What a great freaking film. I am of the firm belief that this is one of the very best movies released this year. I instantly wanted to see it again as soon as the perpetually intriguing final scene ended the movie. The entire movie simply flew by, adding to my desperation to watch it through again. So I waited, until I couldn’t any longer, and gave this unique film a second spin, followed by a third, and now a fourth.
This here is one hell of a puzzle of a movie, while being reminiscent of the very best aspects of Brazil and to a lesser extent, The Tenant. However, neither of those films mentioned presented such a puzzle to solve; most prominently, the beginning and final scene of this film that begs on its hands and knees to be pieced together. Each time I see the ending, I find myself sitting in silence, my head whirling, a tornado wreaking havoc in my temporal lobe as I desperately try to piece together the events that lead to such a climactic and confronting ending. No wonder then that this is a film that seems to have polarised audiences, with wildly varying reviews and opinions, ranging from complaints that it is too similar to Brazil (I am here to tell you now: it simply isn’t) or that it doesn’t make any sense; to extremely positive reviews praising the endless positive elements dotted throughout.
I guess I can see why some would compare this movie to Brazil; the colour palettes are similar (grey, grey and just a bit more grey), the world and workplace is vaguely similar, and Simon James finds himself constantly bewildered and ignored in a similar way to Sam Lowry. But once the ‘double’ aspect comes into play, this turns into a different movie entirely, leaving Brazil as a speck in the rear-view mirror. Additionally, the concept of the lead character having a doppelgänger is handled deftly, with apparent ease as the movie seamlessly flows from scene to scene. Though sporting a somewhat similar premise to a movie also from this year, Enemy by Denis Villeneuve, the two could not be more different if they intentionally tried.

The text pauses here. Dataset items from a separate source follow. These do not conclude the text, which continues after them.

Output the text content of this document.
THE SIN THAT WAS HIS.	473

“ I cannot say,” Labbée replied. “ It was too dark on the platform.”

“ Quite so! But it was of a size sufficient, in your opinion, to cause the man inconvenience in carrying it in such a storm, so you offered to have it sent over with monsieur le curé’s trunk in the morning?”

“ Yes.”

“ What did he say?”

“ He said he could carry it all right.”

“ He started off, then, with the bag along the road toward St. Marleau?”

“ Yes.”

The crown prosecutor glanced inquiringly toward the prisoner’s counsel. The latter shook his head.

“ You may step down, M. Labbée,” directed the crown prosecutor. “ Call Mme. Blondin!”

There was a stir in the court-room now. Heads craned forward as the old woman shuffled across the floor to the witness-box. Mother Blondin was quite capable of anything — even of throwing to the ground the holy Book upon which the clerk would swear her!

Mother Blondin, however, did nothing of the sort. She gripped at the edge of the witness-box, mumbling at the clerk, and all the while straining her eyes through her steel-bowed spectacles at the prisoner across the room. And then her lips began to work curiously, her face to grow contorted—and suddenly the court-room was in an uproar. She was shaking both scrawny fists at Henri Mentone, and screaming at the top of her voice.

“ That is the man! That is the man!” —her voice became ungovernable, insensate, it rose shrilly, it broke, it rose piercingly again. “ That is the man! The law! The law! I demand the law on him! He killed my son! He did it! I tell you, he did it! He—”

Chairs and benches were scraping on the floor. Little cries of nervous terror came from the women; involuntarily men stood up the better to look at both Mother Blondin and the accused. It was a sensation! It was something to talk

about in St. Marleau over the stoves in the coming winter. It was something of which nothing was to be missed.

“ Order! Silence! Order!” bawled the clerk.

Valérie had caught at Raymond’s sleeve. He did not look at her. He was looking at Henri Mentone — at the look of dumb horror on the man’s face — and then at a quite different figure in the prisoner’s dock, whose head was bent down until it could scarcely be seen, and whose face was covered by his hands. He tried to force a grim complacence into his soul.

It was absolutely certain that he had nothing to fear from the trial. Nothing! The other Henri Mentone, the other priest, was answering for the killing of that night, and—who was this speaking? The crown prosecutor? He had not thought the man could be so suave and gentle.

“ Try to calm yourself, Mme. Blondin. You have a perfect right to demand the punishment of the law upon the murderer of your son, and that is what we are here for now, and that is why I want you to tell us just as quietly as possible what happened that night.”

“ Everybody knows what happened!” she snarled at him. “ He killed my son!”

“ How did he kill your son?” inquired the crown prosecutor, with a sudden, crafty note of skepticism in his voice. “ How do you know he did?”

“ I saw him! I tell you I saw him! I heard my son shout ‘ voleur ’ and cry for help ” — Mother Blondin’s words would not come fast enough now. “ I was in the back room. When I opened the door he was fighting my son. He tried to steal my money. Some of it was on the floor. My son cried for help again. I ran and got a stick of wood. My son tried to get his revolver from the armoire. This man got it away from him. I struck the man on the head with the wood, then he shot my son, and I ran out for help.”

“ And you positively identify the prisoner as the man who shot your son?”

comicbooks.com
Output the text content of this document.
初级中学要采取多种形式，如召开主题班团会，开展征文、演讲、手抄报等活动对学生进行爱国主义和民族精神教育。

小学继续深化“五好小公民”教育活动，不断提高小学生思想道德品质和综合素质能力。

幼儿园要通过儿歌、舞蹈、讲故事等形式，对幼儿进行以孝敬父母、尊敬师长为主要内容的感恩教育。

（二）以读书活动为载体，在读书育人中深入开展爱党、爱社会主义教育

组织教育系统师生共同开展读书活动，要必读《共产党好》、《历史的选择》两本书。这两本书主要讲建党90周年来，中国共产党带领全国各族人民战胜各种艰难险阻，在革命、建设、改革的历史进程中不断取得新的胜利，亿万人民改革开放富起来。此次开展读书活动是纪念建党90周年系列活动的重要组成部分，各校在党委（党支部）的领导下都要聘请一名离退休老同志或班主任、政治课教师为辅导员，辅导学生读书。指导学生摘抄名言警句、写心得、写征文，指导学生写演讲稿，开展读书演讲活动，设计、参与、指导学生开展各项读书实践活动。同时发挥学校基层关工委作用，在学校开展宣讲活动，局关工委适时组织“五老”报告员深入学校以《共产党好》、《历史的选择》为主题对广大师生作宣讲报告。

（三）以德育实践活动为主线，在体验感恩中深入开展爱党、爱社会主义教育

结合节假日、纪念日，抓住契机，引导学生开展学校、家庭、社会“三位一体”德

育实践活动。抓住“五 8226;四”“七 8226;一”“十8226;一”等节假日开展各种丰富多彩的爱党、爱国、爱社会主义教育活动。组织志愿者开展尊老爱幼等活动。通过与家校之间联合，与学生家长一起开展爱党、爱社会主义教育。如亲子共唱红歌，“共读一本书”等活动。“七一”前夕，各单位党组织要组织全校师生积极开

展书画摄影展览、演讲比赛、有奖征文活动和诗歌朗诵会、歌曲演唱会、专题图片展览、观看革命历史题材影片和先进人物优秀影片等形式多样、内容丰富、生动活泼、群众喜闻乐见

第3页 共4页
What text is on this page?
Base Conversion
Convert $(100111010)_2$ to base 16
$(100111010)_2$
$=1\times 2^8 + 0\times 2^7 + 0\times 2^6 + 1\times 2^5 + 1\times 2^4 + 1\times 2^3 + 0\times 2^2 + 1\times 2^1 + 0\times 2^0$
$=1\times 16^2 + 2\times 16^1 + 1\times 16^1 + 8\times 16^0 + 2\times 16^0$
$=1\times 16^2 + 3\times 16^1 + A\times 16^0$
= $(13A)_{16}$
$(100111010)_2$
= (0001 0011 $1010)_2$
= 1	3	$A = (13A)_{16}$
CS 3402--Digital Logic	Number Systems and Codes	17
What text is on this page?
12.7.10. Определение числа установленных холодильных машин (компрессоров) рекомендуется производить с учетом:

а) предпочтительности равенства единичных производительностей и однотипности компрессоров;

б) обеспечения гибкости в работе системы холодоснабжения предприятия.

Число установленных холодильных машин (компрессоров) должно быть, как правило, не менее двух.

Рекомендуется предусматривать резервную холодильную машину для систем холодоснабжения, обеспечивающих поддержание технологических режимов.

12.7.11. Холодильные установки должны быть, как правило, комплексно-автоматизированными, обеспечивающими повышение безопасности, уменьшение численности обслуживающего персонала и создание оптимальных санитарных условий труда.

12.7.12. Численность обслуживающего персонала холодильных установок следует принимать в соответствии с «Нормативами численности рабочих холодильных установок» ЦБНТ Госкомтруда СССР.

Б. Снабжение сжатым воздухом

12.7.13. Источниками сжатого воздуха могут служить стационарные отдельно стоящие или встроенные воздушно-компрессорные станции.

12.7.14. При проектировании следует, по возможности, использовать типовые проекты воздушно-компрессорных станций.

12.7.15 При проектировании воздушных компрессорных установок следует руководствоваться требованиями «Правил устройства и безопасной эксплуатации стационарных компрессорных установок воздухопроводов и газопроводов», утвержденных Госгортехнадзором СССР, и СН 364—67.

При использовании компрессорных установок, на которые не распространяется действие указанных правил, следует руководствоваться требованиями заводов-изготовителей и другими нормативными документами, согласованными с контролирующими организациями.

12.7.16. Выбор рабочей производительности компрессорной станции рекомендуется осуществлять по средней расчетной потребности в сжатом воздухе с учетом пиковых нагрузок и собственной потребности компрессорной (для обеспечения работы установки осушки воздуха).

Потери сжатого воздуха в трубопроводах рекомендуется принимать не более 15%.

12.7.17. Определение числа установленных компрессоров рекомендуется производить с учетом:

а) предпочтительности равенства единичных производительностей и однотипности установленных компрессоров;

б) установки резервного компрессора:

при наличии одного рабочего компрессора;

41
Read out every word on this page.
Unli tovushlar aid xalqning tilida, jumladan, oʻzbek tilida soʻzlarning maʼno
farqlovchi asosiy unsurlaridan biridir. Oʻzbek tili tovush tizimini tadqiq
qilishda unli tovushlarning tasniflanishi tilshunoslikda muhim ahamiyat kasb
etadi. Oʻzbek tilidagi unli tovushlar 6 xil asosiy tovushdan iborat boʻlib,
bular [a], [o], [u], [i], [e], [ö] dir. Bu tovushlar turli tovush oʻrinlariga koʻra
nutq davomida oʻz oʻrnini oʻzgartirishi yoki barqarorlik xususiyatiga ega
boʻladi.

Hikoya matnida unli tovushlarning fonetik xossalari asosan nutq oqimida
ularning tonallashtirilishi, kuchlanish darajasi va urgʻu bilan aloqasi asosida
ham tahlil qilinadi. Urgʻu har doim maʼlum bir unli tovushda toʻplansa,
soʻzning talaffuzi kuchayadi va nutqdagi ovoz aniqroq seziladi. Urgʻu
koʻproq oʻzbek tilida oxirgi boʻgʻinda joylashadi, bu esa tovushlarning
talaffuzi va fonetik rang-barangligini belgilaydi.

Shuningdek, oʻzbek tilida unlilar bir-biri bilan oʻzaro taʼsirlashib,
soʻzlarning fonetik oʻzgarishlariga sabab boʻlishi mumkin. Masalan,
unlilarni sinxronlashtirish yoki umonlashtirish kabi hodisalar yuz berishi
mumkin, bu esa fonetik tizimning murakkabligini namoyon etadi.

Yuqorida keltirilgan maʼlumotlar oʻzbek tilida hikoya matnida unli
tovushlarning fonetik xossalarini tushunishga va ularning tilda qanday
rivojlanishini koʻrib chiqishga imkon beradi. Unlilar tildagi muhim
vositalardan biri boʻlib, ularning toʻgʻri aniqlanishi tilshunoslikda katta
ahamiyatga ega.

Personally, I feel I must praise Richard Ayoade’s (best known for his character ‘Moss’ from The IT Crowd) work-ethic in bringing this classic Dostoyevsky story to the screen, not to mention the effortless way he has managed to adapt the classical story to belong perfectly within a modern context. Considering the original text is from the 18th century, translated from Russian, I feel that this is a major accomplishment alone.
Everything is not as it seems in this extremely surreal word that Ayoade has created; and this surreal feeling is dramatically emphasised by several unique shots, one of which I believe is the key to solving this riddle of a film. It is a shot that features both near the start and near the end of the film, shooting the same part of the set from the exact same angle. This is yet another slice of divine pizza that makes this film such a fun puzzle to solve. The movie is so well made, scripted and acted, that it is no chore at all to watch the film multiple times; especially of course if you are as determined to solve the puzzle for yourself as I am.
Jesse Eisenberg is the key to making this such a fun film to watch over and over. He may have turned in some average efforts in the past, but in addition to Night Moves, he has nailed two roles with a giant fucker of a hammer this year. What makes his performance in The Double so terrific and convincing is the way he plays his original self, as opposed to his Double. If it wasn’t the same actor, you would not believe that the same man is playing both parts, as despite the two obviously looking identical, Jesse plays them very differently, with each having his own unique personality and quirks. Each has his own motives, and to some extent, the original Simon James sees personality traits in his double James Simon (a nice little piece of writing there that brought a smile to my face – the simple reversing of surname and forename) that he seems to lack in his everyday life at work, in life. However, when (the double) James Simon’s motives become more clear as the movie marches forward, the whole plot gets turned sideways and upside-down yet again, adding yet another layer to this infinitely fascinating flick.
There is no doubt that this is a dark movie, there are a few spurts of dark humour that had me laughing out loud, but it is extremely gripping for the entire run-time. I have not seen Ayoade’s debut feature Submarine, but I now feel I must. I enjoyed the way this was shot, with very creative camera angles and surreal scenes littered throughout, not to mention the superbly written screenplay and script. I don’t think I need to point out that I highly recommended this film… To anyone who likes their movies surreal, as if it was created in another dimension; in addition to it being thought-provoking beyond belief, leaving you somewhat flabbergasted at first glance.
Do I think that I have solved the riddle? Personally, I think I am very close. Each viewing adds a piece to the 1,500 piece puzzle, and this most recent viewing has allowed a theory to bubble up from my cranium. I am confident that I have found my own spin on this movie; though of course to confirm this, I must watch it again. Well, as I think I have established, this is no problem for me! I could watch this flick ten times over and not get sick of its many eccentric qualities, with each viewing revealing more absurdities.
4.5/5 – I have a slight, tiny inkling that this review will tell you if this movie is for you or not. If you think that it is, get your arse into gear and watch this masterpiece, as many times as you can!! If you think in any way similar to myself, you will find yourself in movie-bliss. One of the most unique films I have ever seen.